Reacting to the list, the NWC member claimed that there is no way the leadership will accept the list as presently constituted. “There was no courtesy from the PCC to give the party’s leadership prior information about the release of the final list. I can tell you that the NWC did not make any serious input to the list. The PCC leadership got it wrong,” the NWC member fumed.
He added: “ordinarily, the NWC should have announced the list publicly but they did not even see the comprehensive final list let alone announcing it. The NWC had specifically requested the inclusion of 18 members into the council but only an insignificant number were accommodated and even given inconsequential positions.
“I am very sure that if the party’s leadership had been allowed to go through or scrutinise the list, such an error about the inclusion of the former governor of Enugu State, Chimaroke Nnamani, would have been avoided. As it is now, we can only watch to know the outcome of such a unilateral decision from the PCC,” the NWC quipped in disappointment.
The party’s leadership were not the only ones aggrieved over the list. The South East party caucus, some members of the APC Progressive Governors Forum (PGF) and countless party members have equally complained bitterly of neglect.
Commenting on the list in a chat with Daily Sun, a South East chieftain of the party, said: “It is clear that Tinubu has no regard for the Igbos.

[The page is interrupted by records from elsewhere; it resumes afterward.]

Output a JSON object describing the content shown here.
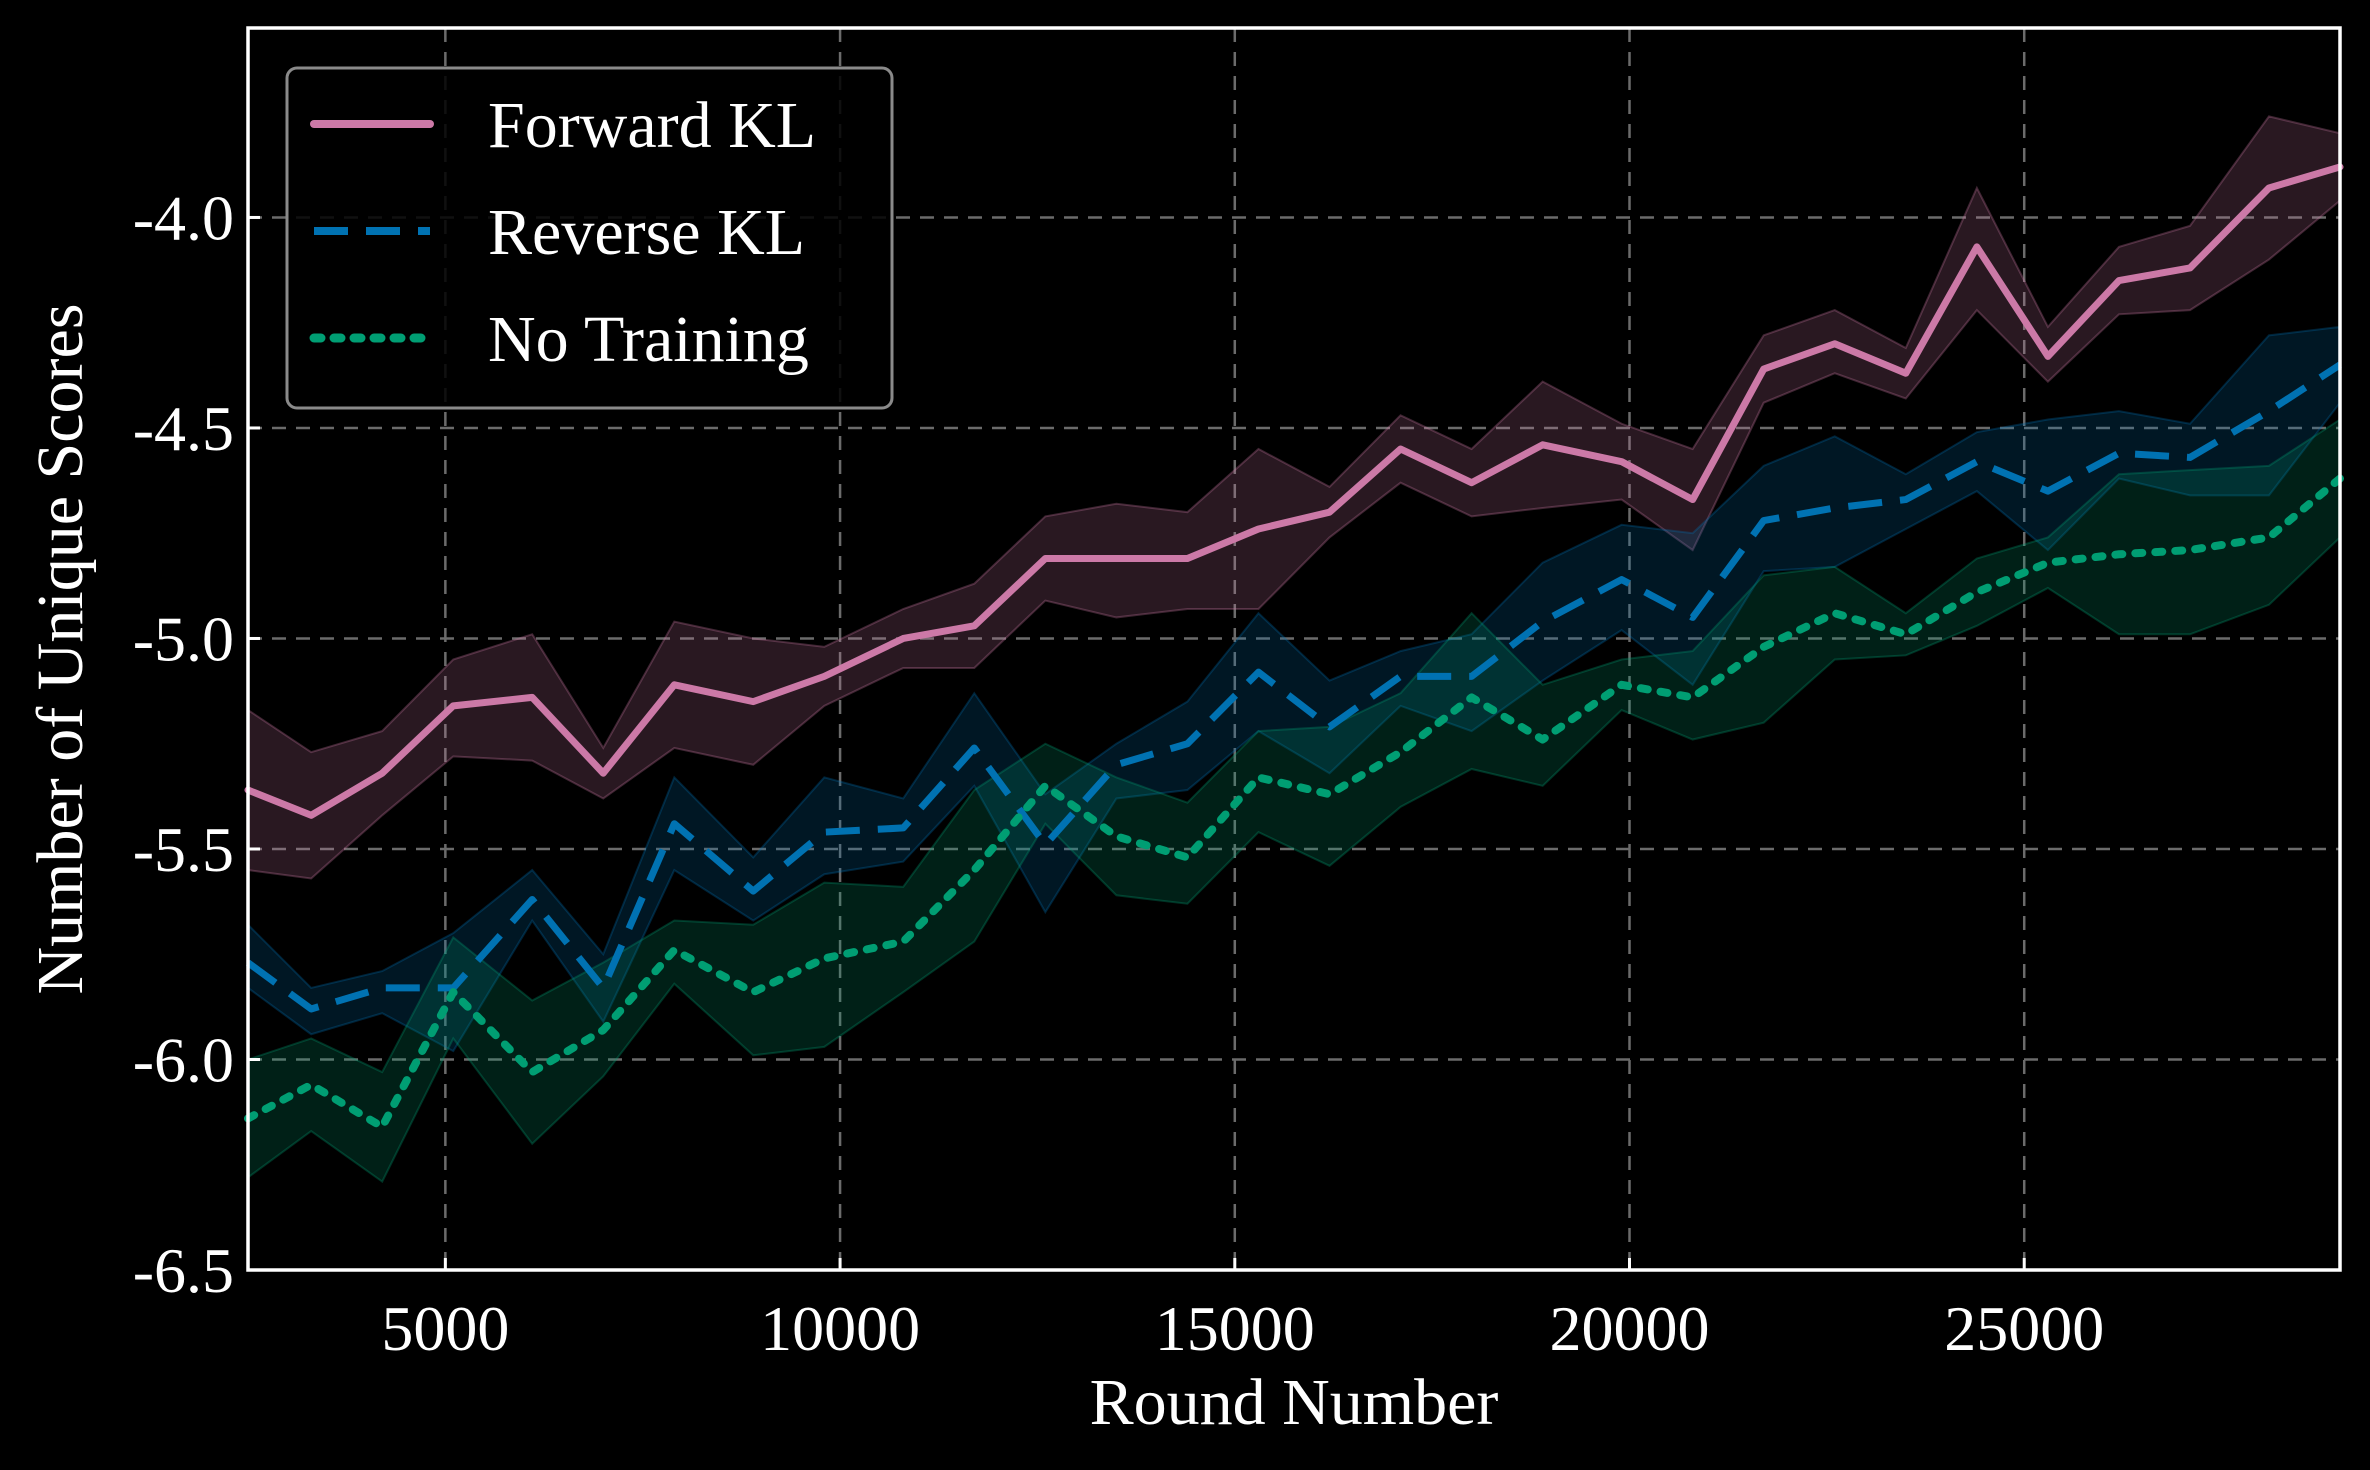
{
  "chart_data": {
    "type": "line",
    "title": "",
    "xlabel": "Round Number",
    "ylabel": "Number of Unique Scores",
    "xlim": [
      2500,
      29000
    ],
    "ylim": [
      -6.5,
      -3.55
    ],
    "xticks": [
      5000,
      10000,
      15000,
      20000,
      25000
    ],
    "yticks": [
      -6.5,
      -6.0,
      -5.5,
      -5.0,
      -4.5,
      -4.0
    ],
    "grid": true,
    "legend_position": "top-left",
    "x": [
      2500,
      3300,
      4200,
      5100,
      6100,
      7000,
      7900,
      8900,
      9800,
      10800,
      11700,
      12600,
      13500,
      14400,
      15300,
      16200,
      17100,
      18000,
      18900,
      19900,
      20800,
      21700,
      22600,
      23500,
      24400,
      25300,
      26200,
      27100,
      28100,
      29000
    ],
    "series": [
      {
        "name": "Forward KL",
        "color": "#cc79a7",
        "style": "solid",
        "values": [
          -5.36,
          -5.42,
          -5.32,
          -5.16,
          -5.14,
          -5.32,
          -5.11,
          -5.15,
          -5.09,
          -5.0,
          -4.97,
          -4.81,
          -4.81,
          -4.81,
          -4.74,
          -4.7,
          -4.55,
          -4.63,
          -4.54,
          -4.58,
          -4.67,
          -4.36,
          -4.3,
          -4.37,
          -4.07,
          -4.33,
          -4.15,
          -4.12,
          -3.93,
          -3.88
        ],
        "lower": [
          -5.55,
          -5.57,
          -5.42,
          -5.28,
          -5.29,
          -5.38,
          -5.26,
          -5.3,
          -5.16,
          -5.07,
          -5.07,
          -4.91,
          -4.95,
          -4.93,
          -4.93,
          -4.76,
          -4.63,
          -4.71,
          -4.69,
          -4.67,
          -4.79,
          -4.44,
          -4.37,
          -4.43,
          -4.22,
          -4.39,
          -4.23,
          -4.22,
          -4.1,
          -3.96
        ],
        "upper": [
          -5.17,
          -5.27,
          -5.22,
          -5.05,
          -4.99,
          -5.26,
          -4.96,
          -5.0,
          -5.02,
          -4.93,
          -4.87,
          -4.71,
          -4.68,
          -4.7,
          -4.55,
          -4.64,
          -4.47,
          -4.55,
          -4.39,
          -4.49,
          -4.55,
          -4.28,
          -4.22,
          -4.31,
          -3.93,
          -4.26,
          -4.07,
          -4.02,
          -3.76,
          -3.8
        ]
      },
      {
        "name": "Reverse KL",
        "color": "#0072b2",
        "style": "dashed",
        "values": [
          -5.77,
          -5.88,
          -5.83,
          -5.83,
          -5.62,
          -5.83,
          -5.44,
          -5.6,
          -5.46,
          -5.45,
          -5.26,
          -5.49,
          -5.3,
          -5.25,
          -5.08,
          -5.21,
          -5.09,
          -5.09,
          -4.96,
          -4.86,
          -4.95,
          -4.72,
          -4.69,
          -4.67,
          -4.58,
          -4.65,
          -4.56,
          -4.57,
          -4.46,
          -4.35
        ],
        "lower": [
          -5.83,
          -5.94,
          -5.89,
          -5.98,
          -5.67,
          -5.91,
          -5.55,
          -5.67,
          -5.56,
          -5.53,
          -5.35,
          -5.65,
          -5.38,
          -5.36,
          -5.22,
          -5.32,
          -5.16,
          -5.22,
          -5.1,
          -4.98,
          -5.11,
          -4.84,
          -4.83,
          -4.74,
          -4.65,
          -4.79,
          -4.62,
          -4.66,
          -4.66,
          -4.44
        ],
        "upper": [
          -5.68,
          -5.83,
          -5.79,
          -5.7,
          -5.55,
          -5.75,
          -5.33,
          -5.52,
          -5.33,
          -5.38,
          -5.13,
          -5.37,
          -5.25,
          -5.15,
          -4.94,
          -5.1,
          -5.03,
          -4.99,
          -4.82,
          -4.73,
          -4.75,
          -4.59,
          -4.52,
          -4.61,
          -4.51,
          -4.48,
          -4.46,
          -4.49,
          -4.28,
          -4.26
        ]
      },
      {
        "name": "No Training",
        "color": "#009e73",
        "style": "dotted",
        "values": [
          -6.14,
          -6.06,
          -6.16,
          -5.84,
          -6.03,
          -5.93,
          -5.74,
          -5.84,
          -5.76,
          -5.72,
          -5.55,
          -5.35,
          -5.47,
          -5.52,
          -5.33,
          -5.37,
          -5.27,
          -5.14,
          -5.24,
          -5.11,
          -5.14,
          -5.02,
          -4.94,
          -4.99,
          -4.89,
          -4.82,
          -4.8,
          -4.79,
          -4.76,
          -4.62
        ],
        "lower": [
          -6.28,
          -6.17,
          -6.29,
          -5.95,
          -6.2,
          -6.04,
          -5.82,
          -5.99,
          -5.97,
          -5.84,
          -5.72,
          -5.44,
          -5.61,
          -5.63,
          -5.46,
          -5.54,
          -5.4,
          -5.31,
          -5.35,
          -5.17,
          -5.24,
          -5.2,
          -5.05,
          -5.04,
          -4.97,
          -4.88,
          -4.99,
          -4.99,
          -4.92,
          -4.76
        ],
        "upper": [
          -6.0,
          -5.95,
          -6.03,
          -5.71,
          -5.86,
          -5.77,
          -5.67,
          -5.68,
          -5.58,
          -5.59,
          -5.36,
          -5.25,
          -5.33,
          -5.39,
          -5.22,
          -5.21,
          -5.13,
          -4.94,
          -5.11,
          -5.05,
          -5.03,
          -4.85,
          -4.83,
          -4.94,
          -4.81,
          -4.76,
          -4.61,
          -4.6,
          -4.59,
          -4.48
        ]
      }
    ]
  }
}
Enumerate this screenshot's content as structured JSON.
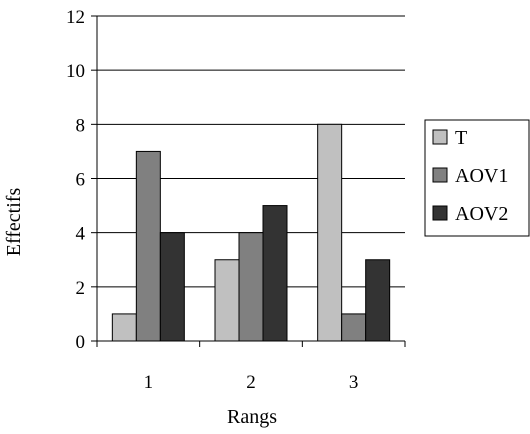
{
  "chart_data": {
    "type": "bar",
    "title": "",
    "xlabel": "Rangs",
    "ylabel": "Effectifs",
    "categories": [
      "1",
      "2",
      "3"
    ],
    "series": [
      {
        "name": "T",
        "values": [
          1,
          3,
          8
        ],
        "color": "#c0c0c0"
      },
      {
        "name": "AOV1",
        "values": [
          7,
          4,
          1
        ],
        "color": "#808080"
      },
      {
        "name": "AOV2",
        "values": [
          4,
          5,
          3
        ],
        "color": "#333333"
      }
    ],
    "ylim": [
      0,
      12
    ],
    "yticks": [
      "0",
      "2",
      "4",
      "6",
      "8",
      "10",
      "12"
    ],
    "grid": true,
    "legend_position": "right"
  }
}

Why did I say so? If you divide the 422-member council into six geopolitical zones, it should be at 60 persons each, but how many party members from the South East made the list. They are not up to 35 or at most 40 persons.
“If you ask me, Asiwaju and his camp may have concluded that most of the party members of Igbo extraction will work for the Obi presidency and as such no confidence including them in the list. He may be right or wrong but what his action or inaction means is that he has tactically pushed them to work underground for Peter Obi since he does not value them.
“We will not leave the APC but don’t ask me who we will work for because it will certainly not be 100 per cent for Asiwaju. Somebody who has no regard for you cannot get 100 per cent support from you also. We wish him luck,” our source quipped.
With the renewed complaint against the APC Muslim-Muslim presidential joint ticket, the ruling party faces a daunting task of commencing this week’s campaign as a united party.